The Legal Aid Society contended that the NYPD was slow-rolling arrests of protesters as payback for demonstrations against police brutality.
"New Yorkers are ... being held illegally, deprived of due process and needlessly subjected to increased risk of contracting COVID-19, endangering each of them as well as the entire community," said Tina Luongo, attorney-in-charge of the criminal defense practice at The Legal Aid Society.
But New York Supreme Court Justice James Burke on June 4 rejected The Legal Aid Society's request that he unilaterally free those still under detention at the time, finding that the system was dealing with a "crisis within a crisis," referring to the deployment of virtually the entire police, all amidst the COVID-19 pandemic.
Anticipating that there would be additional case volume following Floyd's death, the Philadelphia District Attorney's Office redirected assistant district attorneys and other staff from other units to work instead on ensuring that the process of charging individuals operated as efficiently as possible, all amidst the pandemic, said Jane Roh, a spokeswoman for the office.

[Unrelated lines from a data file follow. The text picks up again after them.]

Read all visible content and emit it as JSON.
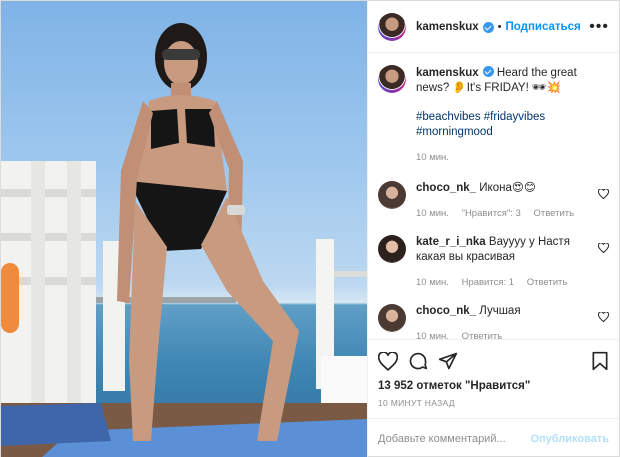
{
  "header": {
    "username": "kamenskux",
    "follow_label": "Подписаться",
    "separator": "•"
  },
  "caption": {
    "username": "kamenskux",
    "text": "Heard the great news? 👂It's FRIDAY! 🕶💥",
    "hashtags": [
      "#beachvibes",
      "#fridayvibes",
      "#morningmood"
    ],
    "time": "10 мин."
  },
  "comments": [
    {
      "username": "choco_nk_",
      "text": "Икона😍😊",
      "time": "10 мин.",
      "likes": "\"Нравится\": 3",
      "reply": "Ответить"
    },
    {
      "username": "kate_r_i_nka",
      "text": "Вауууу у Настя какая вы красивая",
      "time": "10 мин.",
      "likes": "Нравится: 1",
      "reply": "Ответить"
    },
    {
      "username": "choco_nk_",
      "text": "Лучшая",
      "time": "10 мин.",
      "likes": "",
      "reply": "Ответить"
    }
  ],
  "stats": {
    "likes": "13 952 отметок \"Нравится\"",
    "posted": "10 МИНУТ НАЗАД"
  },
  "add_comment": {
    "placeholder": "Добавьте комментарий...",
    "publish": "Опубликовать"
  },
  "icons": {
    "like": "heart-icon",
    "comment": "comment-icon",
    "share": "share-icon",
    "save": "bookmark-icon",
    "more": "more-icon"
  },
  "colors": {
    "accent": "#0095f6",
    "verified": "#3897f0",
    "muted": "#8e8e8e",
    "publish_disabled": "#b2dffc"
  }
}
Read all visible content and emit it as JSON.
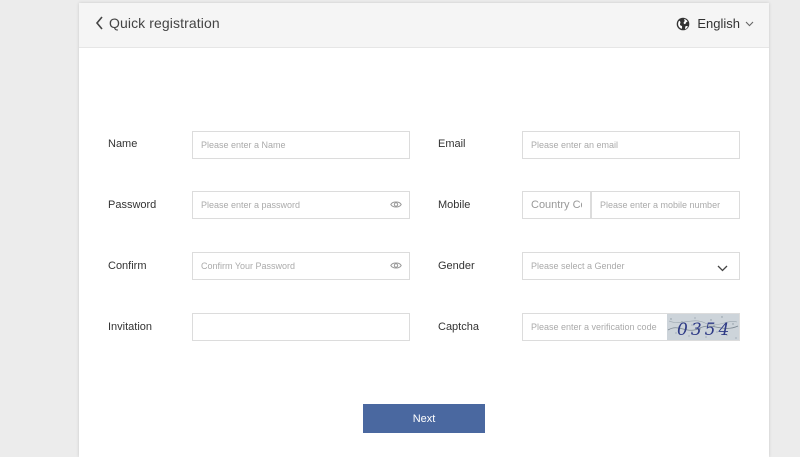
{
  "header": {
    "title": "Quick registration",
    "language": "English"
  },
  "form": {
    "name_label": "Name",
    "name_placeholder": "Please enter a Name",
    "email_label": "Email",
    "email_placeholder": "Please enter an email",
    "password_label": "Password",
    "password_placeholder": "Please enter a password",
    "mobile_label": "Mobile",
    "country_code_placeholder": "Country Code",
    "mobile_placeholder": "Please enter a mobile number",
    "confirm_label": "Confirm",
    "confirm_placeholder": "Confirm Your Password",
    "gender_label": "Gender",
    "gender_placeholder": "Please select a Gender",
    "invitation_label": "Invitation",
    "invitation_value": "",
    "captcha_label": "Captcha",
    "captcha_placeholder": "Please enter a verification code",
    "captcha_text": "0354"
  },
  "actions": {
    "next_label": "Next"
  },
  "colors": {
    "button": "#4a68a0",
    "background": "#ececec",
    "header": "#f5f5f5"
  }
}
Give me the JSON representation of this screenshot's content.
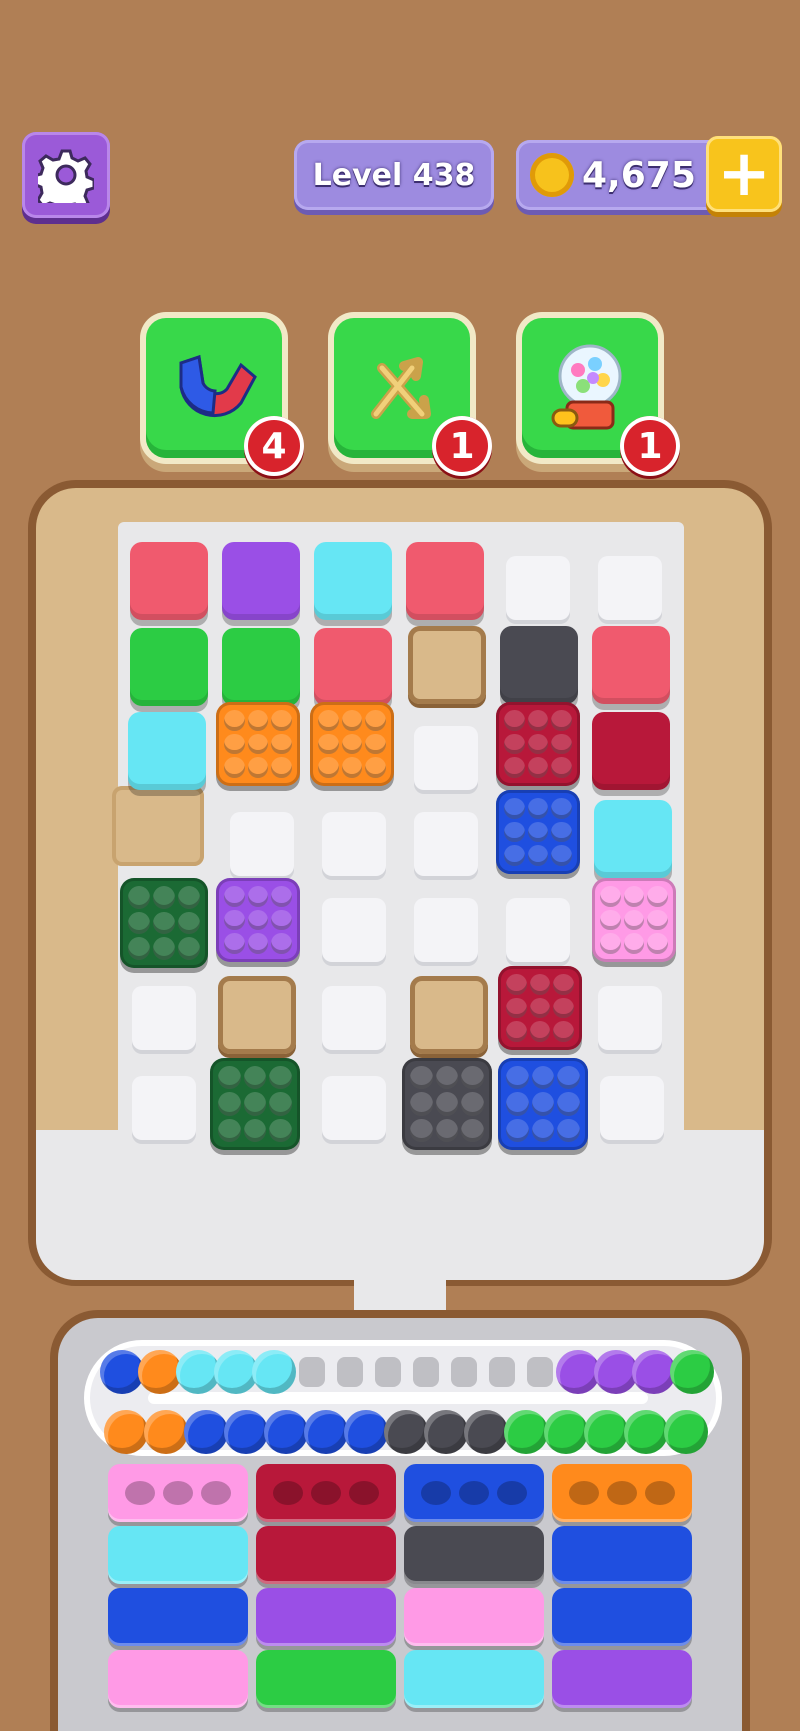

Many of the arrests made by Philadelphia police resulted in code violation notices, which did not prompt referrals to the DA's office for prosecution, Roh said.
"Our prosecutors, paralegals and other staff have not stopped working throughout the COVID-19 pandemic, which has forced the entire criminal legal system to function more virtually, with far more reliance on electronic communications technologies," Roh said.
The Los Angeles Police Department faced criticism from the University of Califonia, Los Angeles, and several instructors for using the school's Jackie Robinson Stadium as a makeshift jail for violators of the city's curfew, purportedly without obtaining the school's permission. Authorities packed in the violators into a location that until recently had been used as a testing site for COVID-19.
"The cruel irony that this took place at a location used a COVID-19 testing site is not lost on those arrested or on us," according to a letter from the UCLA professors.
City Attorney Mike Feuer's office later announced that it would not prosecute those arrested on charges of curfew violations or for failing to disperse.
Most of the arrests had resulted in cite-releases, which meant that Los Angeles County Superior Court would not receive a formal filing from prosecutors until a week before a date to appear at least 30 days in the future, said Mary Eckhardt Hearn, a spokeswoman for the court.
Courts had closed at several locations throughout California as a precautionary measure due to concerns over looting and violence, including in Los Angeles County. But as many employees were already working remotely due to the coronavirus, the closure in Los Angeles had a minimal impact, Hearn said.
"The court has made many adjustments in response to the threat of COVID-19," Hearn said. "The increased filings resulting from the civil unrest will add another challenge to our operations, especially as we prepare for a phased reopening."
On a regular day, the nation's criminal court systems can experience backups, with arrestees held in confined conditions. Throw in COVID-19 and mass arrests for looting or low-level offenses, and the recipe for additional coronavirus cases becomes an easy one, said Linda Hoff, an attorney at Brooklyn Defender Services.
Ideally, it would be even easier for authorities to use proper judgment and only arrest those suspected of more serious charges such as looting, as opposed to detaining peaceful protesters, she said.
"Putting people in close proximity in cells, there's no need for that right now," Hoff said.